Temperature and heat content are clearly not related. Particle structures vary considerably and with it their ability to accommodate thermal energies when at the same temperature. Look up and compare the specific heat and thermal conductivity for several different material structures and you will see that some structures are far better than others at holding heat and some are better at conducting heat. Compare hot sand with cold sea or observe how some oven feel hotter than others.

It might appear that the flow of thermal energy along a structure is temperature driven from hot to cold but that is not how it is. The “hot” particles emit more than “cold” ones and “cold ones” absorb more than “hot” ones so that heat is dissipated in a hot to cold direction rather than temperature driven. We might, for example view the sun as being all energy output and no energy input, but its particle desires that pull photons from space into it maintain its spherical shape. Moreover the desires of its core particles deliver and control its mass energy releasing fusion process. Similarly the gravity desires of earth’s core particles contribute to the heat at its centre.

In chemistry it is not uncommon now to be introduced to reactivity diagrams like that shown for metals. The diagram enables us to say that iron added to copper sulphate will replace the copper and make for iron sulphate and that magnesium added to zinc chloride will replace the zinc and create magnesium chloride. The diagram also enables us to say that the reverse reactions will not naturally occur.

Rarely are we told why the reactivity series works. It works because the particles of some metals in combining with the particles of water, acids and oxygen make more energy efficient structures than others metals do. The iron displaced copper and magnesium displaced zinc in the above examples because in doing so they made for more energy efficient structures. They released photon energies in the process.

Try not to be confused by the term binding energy much used to explain the stability of a structure. The word binding makes it sound like it is an energy within the structure but that is just not so. The binding energy is the external energy we have to input to break its bonds. More stable, more energy efficient structures need greater inputs of binding energy to break their particle bonds. The reversal of many chemical reactions, like that when we charge a battery, requires input energies to break and rearrange particle bonds in a way that accommodates the increased energy.

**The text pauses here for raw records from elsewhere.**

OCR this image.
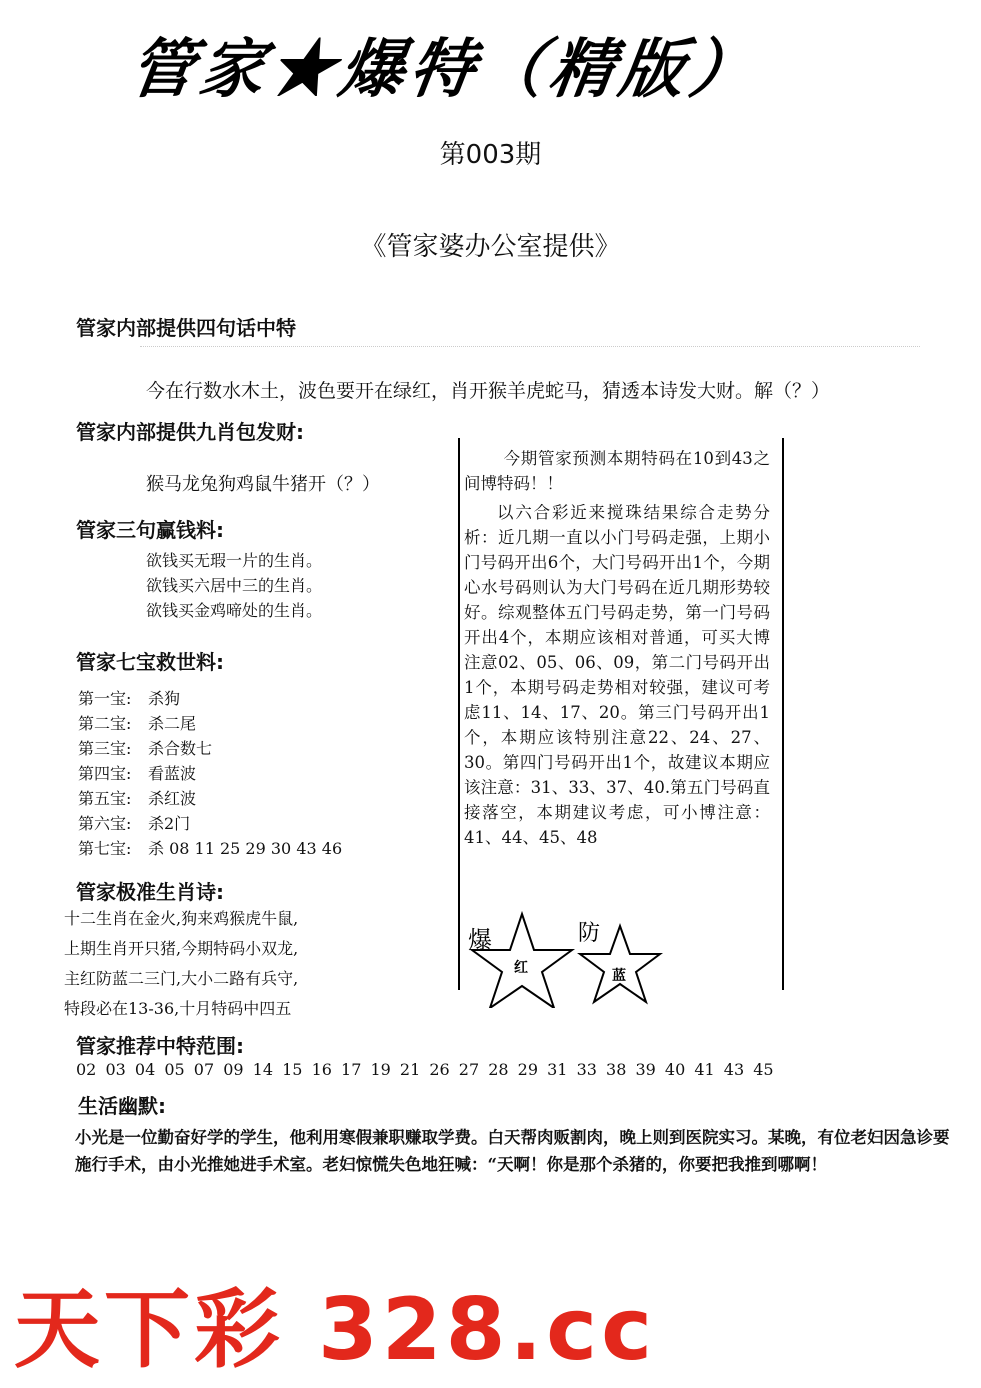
管家★爆特（精版）
第003期
《管家婆办公室提供》
管家内部提供四句话中特
今在行数水木土，波色要开在绿红，肖开猴羊虎蛇马，猜透本诗发大财。解（？）
管家内部提供九肖包发财:
猴马龙兔狗鸡鼠牛猪开（？）
管家三句赢钱料:
欲钱买无瑕一片的生肖。
欲钱买六居中三的生肖。
欲钱买金鸡啼处的生肖。
管家七宝救世料:
第一宝: 杀狗
第二宝: 杀二尾
第三宝: 杀合数七
第四宝: 看蓝波
第五宝: 杀红波
第六宝: 杀2门
第七宝: 杀 08 11 25 29 30 43 46
管家极准生肖诗:
十二生肖在金火,狗来鸡猴虎牛鼠,
上期生肖开只猪,今期特码小双龙,
主红防蓝二三门,大小二路有兵守,
特段必在13-36,十月特码中四五

今期管家预测本期特码在10到43之间博特码！！

以六合彩近来搅珠结果综合走势分析：近几期一直以小门号码走强，上期小门号码开出6个，大门号码开出1个，今期心水号码则认为大门号码在近几期形势较好。综观整体五门号码走势，第一门号码开出4个，本期应该相对普通，可买大博注意02、05、06、09，第二门号码开出1个，本期号码走势相对较强，建议可考虑11、14、17、20。第三门号码开出1个，本期应该特别注意22、24、27、30。第四门号码开出1个，故建议本期应该注意：31、33、37、40.第五门号码直接落空，本期建议考虑，可小博注意：41、44、45、48

爆
红
防
蓝
管家推荐中特范围:
02 03 04 05 07 09 14 15 16 17 19 21 26 27 28 29 31 33 38 39 40 41 43 45
生活幽默:
小光是一位勤奋好学的学生，他利用寒假兼职赚取学费。白天帮肉贩割肉，晚上则到医院实习。某晚，有位老妇因急诊要施行手术，由小光推她进手术室。老妇惊慌失色地狂喊：“天啊！你是那个杀猪的，你要把我推到哪啊！
天下彩 328.cc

In all chemical changes the least attached outer valence electrons play a major role. That is because they are more sensitive to the energy desires of surround structure protons. If it is more energy efficient to do so they will transfer their allegiance in full or in part to surround structures and thereby form bonds with them. Of course any such changes also brings a rearrangement of associated electrons and nuclei.

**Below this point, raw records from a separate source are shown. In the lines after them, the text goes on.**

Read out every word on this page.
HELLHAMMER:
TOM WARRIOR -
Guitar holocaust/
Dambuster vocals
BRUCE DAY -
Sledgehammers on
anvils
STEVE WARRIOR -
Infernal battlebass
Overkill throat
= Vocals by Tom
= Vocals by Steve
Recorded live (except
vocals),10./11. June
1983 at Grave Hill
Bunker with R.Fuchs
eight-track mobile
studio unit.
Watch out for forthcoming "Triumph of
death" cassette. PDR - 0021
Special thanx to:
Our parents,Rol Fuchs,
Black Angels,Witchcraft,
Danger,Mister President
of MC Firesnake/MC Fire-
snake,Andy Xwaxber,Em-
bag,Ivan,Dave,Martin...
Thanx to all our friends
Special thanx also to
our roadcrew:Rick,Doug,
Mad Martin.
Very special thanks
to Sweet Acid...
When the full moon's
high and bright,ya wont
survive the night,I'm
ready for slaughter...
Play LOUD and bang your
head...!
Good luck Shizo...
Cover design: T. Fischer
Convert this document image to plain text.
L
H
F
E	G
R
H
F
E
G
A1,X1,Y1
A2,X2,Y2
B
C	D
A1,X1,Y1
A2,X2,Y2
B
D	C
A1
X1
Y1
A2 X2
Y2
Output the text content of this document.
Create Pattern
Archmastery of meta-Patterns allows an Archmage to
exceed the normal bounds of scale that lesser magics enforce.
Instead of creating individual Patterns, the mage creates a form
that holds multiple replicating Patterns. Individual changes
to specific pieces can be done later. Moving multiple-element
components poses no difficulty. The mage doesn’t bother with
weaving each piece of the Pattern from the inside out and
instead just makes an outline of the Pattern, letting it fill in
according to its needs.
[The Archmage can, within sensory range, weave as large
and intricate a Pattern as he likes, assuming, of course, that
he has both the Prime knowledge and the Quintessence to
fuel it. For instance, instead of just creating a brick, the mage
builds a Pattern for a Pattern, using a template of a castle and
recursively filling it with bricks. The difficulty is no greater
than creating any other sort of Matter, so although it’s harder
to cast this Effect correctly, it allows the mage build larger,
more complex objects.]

The groups and periods of the periodic table of elements tell us much about the distribution of energy gathering electrons around the nucleus of each element. The table groups tell us how many electrons are in the outer valence shell. As the inert gases of group 8 are most energy stable we can conclude that outer shells of 8 electrons are desired.

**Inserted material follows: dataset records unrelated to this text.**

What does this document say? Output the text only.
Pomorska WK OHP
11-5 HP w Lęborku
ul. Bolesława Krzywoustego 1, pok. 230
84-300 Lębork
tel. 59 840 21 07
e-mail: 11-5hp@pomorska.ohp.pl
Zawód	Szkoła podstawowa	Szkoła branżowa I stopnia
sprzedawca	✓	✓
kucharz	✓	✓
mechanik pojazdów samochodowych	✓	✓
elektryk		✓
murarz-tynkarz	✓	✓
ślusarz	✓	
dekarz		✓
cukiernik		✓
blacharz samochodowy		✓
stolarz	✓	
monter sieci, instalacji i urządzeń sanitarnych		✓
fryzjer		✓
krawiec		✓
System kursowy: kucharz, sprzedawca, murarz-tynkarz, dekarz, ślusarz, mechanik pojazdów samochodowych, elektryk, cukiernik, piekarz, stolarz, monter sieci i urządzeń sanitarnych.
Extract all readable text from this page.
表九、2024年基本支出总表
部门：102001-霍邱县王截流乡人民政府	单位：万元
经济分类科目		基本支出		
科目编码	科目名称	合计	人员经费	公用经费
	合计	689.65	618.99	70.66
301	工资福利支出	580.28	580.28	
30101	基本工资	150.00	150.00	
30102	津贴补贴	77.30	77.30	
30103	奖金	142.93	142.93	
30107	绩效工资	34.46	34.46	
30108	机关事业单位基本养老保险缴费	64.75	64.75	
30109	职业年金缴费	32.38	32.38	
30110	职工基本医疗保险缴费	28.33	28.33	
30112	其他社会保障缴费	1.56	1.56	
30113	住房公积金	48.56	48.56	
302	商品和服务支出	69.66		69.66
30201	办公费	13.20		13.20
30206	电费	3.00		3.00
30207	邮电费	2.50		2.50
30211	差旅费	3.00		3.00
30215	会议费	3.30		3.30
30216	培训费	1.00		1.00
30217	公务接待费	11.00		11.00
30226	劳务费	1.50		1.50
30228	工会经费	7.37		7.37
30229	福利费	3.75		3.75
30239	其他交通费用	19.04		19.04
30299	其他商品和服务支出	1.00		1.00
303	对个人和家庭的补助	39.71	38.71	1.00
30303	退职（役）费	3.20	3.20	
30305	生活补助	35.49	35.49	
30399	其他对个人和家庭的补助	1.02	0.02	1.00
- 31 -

The transition metals that occupy the large section in the middle all have, along with the alkali earth metals, two valence electrons in their outer shell. We should not be surprised that they have many things in common. One thing they have in common is they will readily combine with the atoms of non metals in group 6. It is a way of securing a more energy efficient particle structure arrangement with 8 outer electrons. Similarly the alkali metals of group 1 will willingly combine with the halogens of group 7 .

Chemistry is a science that is all about energy formations.